Ada’s older brother, William, marries Emily Richards in 1899, using the surname Joslin. They appear to have met working in the kitchen at 1 Darwin Street in Camberwell. William is listed as a Kitchen Porter and Emily a Kitchen Maid on their marriage record. They have a son, William, who appears to have been born three months before their marriage. Samuel Joslin is listed as William’s father on their marriage record, and still working as a Printer Labourer. This is further evidence that he left the family, as he is not listed as ‘deceased’ on the marriage record.

The 1901 Census places Emily, Ada and Charlotte as living together at 43 Arnott Street, Southwark and again using the surname ‘Joslin’. They are sharing the house with another family of seven. Ada is 15. Emily is listed as married, but Samuel does not appear to be living with them. Both Emily and Ada are working as buttonholers. 

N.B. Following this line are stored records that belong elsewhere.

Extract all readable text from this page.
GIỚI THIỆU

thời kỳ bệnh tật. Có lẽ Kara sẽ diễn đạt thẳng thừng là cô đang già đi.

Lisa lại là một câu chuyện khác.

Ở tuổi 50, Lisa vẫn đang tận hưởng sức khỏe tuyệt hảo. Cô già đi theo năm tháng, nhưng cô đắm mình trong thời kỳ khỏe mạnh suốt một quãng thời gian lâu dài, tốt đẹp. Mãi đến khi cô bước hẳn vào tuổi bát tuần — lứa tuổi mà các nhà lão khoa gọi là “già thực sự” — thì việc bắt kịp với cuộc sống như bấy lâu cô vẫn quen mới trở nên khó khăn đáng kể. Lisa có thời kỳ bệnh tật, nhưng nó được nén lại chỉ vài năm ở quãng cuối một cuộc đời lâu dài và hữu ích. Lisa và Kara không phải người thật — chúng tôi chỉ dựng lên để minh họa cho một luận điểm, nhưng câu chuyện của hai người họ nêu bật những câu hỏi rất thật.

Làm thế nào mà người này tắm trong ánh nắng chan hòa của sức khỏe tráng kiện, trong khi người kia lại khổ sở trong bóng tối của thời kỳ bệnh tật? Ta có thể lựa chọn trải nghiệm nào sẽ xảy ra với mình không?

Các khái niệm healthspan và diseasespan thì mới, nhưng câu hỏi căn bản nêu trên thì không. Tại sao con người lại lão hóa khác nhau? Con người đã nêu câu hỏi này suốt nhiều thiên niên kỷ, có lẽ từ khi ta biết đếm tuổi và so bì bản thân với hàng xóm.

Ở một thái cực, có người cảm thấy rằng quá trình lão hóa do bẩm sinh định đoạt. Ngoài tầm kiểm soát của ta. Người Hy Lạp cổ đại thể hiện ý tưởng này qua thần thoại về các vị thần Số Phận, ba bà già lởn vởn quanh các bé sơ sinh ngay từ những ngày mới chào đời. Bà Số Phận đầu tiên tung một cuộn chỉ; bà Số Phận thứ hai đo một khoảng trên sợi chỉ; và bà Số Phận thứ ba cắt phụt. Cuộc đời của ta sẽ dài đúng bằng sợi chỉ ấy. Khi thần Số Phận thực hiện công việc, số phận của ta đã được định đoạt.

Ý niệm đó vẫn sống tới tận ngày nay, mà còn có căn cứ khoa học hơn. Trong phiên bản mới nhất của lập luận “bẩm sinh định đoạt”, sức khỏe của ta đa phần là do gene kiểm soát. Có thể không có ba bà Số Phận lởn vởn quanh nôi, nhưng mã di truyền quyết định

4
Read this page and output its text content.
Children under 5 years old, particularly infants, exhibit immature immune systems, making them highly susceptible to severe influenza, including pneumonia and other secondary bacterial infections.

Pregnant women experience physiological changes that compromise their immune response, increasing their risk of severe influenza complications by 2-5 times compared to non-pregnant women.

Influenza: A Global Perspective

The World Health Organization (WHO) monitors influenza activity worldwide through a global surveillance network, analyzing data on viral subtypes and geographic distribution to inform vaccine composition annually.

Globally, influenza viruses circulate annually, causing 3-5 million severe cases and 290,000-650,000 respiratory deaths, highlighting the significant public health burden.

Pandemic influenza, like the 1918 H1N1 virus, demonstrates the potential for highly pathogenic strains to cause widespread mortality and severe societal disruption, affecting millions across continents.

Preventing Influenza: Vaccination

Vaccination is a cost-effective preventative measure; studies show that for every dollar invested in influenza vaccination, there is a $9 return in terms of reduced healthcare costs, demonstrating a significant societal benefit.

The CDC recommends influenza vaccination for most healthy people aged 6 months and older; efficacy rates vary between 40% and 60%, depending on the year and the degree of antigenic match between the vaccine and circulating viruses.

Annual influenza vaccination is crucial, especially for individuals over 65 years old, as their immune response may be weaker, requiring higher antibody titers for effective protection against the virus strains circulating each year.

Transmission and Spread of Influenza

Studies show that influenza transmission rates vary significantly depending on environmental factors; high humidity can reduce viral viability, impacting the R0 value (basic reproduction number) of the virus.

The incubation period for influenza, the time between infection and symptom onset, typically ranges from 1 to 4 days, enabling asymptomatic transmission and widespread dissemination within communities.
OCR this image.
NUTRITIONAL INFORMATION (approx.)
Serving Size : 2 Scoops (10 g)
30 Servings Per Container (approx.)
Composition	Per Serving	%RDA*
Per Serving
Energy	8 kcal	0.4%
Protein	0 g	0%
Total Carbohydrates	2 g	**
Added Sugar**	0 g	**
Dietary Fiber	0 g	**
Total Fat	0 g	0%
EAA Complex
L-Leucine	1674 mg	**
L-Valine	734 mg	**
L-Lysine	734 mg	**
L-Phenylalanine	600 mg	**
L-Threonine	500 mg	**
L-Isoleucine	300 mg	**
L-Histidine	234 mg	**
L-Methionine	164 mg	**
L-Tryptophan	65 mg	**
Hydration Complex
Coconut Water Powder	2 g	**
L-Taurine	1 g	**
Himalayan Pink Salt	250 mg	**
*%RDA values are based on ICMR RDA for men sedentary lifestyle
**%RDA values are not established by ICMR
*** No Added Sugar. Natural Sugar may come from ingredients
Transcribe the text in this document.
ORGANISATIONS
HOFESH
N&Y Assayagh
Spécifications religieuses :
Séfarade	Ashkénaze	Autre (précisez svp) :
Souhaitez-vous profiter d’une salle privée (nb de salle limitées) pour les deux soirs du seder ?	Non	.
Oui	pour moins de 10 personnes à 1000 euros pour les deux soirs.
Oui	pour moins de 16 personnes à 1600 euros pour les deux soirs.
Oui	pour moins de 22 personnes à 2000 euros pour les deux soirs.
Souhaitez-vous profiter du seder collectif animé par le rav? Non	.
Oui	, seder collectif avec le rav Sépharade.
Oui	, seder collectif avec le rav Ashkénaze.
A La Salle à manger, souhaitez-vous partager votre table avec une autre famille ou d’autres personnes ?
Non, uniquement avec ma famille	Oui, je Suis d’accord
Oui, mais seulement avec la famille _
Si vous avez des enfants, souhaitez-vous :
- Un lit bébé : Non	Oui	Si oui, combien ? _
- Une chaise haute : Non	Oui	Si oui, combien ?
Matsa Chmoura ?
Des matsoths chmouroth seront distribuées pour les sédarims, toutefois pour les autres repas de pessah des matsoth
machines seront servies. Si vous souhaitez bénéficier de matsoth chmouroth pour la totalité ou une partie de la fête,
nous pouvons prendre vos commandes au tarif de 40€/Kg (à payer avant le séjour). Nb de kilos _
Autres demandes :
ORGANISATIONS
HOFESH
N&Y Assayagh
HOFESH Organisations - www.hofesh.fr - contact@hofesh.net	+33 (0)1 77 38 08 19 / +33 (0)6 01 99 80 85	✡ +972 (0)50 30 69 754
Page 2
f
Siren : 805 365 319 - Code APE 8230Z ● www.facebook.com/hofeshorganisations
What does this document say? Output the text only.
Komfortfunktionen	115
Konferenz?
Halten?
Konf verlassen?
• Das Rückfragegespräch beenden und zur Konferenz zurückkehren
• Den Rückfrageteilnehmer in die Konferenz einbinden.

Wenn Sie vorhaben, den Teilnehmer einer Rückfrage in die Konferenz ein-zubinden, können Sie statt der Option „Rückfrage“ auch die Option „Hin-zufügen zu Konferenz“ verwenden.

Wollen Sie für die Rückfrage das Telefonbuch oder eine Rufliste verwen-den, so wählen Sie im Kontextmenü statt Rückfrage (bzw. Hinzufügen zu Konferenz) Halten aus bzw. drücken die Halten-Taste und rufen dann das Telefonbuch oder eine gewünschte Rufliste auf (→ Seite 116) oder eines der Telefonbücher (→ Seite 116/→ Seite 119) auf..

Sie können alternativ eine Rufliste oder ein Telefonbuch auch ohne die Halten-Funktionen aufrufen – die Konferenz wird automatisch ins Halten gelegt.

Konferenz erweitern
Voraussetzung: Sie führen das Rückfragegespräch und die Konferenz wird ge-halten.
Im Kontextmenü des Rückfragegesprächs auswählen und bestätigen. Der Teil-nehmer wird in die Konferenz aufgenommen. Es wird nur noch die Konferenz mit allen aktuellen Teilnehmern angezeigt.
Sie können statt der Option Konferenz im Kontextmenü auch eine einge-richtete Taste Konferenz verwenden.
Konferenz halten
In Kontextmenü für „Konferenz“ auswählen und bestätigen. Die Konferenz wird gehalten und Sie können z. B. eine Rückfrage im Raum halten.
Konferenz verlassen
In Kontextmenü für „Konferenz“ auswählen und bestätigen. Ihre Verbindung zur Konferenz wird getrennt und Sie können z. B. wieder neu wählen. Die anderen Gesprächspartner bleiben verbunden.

On 30 May 1903, Ada is admitted to St. George’s Workhouse in Southwark using the surname Murray. She is listed as being 15 which is about three years younger than she would have been. Is it possible either she or Emily did this she was treated as a child rather than an adult? She is discharged on 1 June.

On 3 December, Ada is admitted to Lambeth Infirmary using the surname Joslin, and lists her mother Emily as her family contact, at 39 Fitzalan Street. On 14 December, she is transferred to Horton Asylum. 

At Horton

I have not been able to find out why Ada was sent to Horton, and what her condition was like while there. I hope to add these details when I find them. 

What we do know is that Ada was at Horton for almost eight years, from the end of 1903 until her death aged 26 in on 13 August 1911. The 1911 Census taken months before she died lists her as ‘lunatic’, and states she is still working as a buttonholer while at Horton.

Her death certificate states she died of ‘Tubercular disease of lungs. Waxy disease of spleen, kidneys and liver.’ It also states she is a ‘spinster, a buttonhole maker of Fitzalan Streen, Kennington Road, Lambeth.’

Rest in peace, Ada. My hope is that perhaps your life was in some ways more comfortable and secure at Horton than during childhood.

The rest of her family

It’s hard to find records of what happened to the rest of the family beyond Ada’s admission. 

Her nephew, William (son of William and Emily Richards), appears to join the Navy in 1914, aged 15, and serve across the First World War and beyond.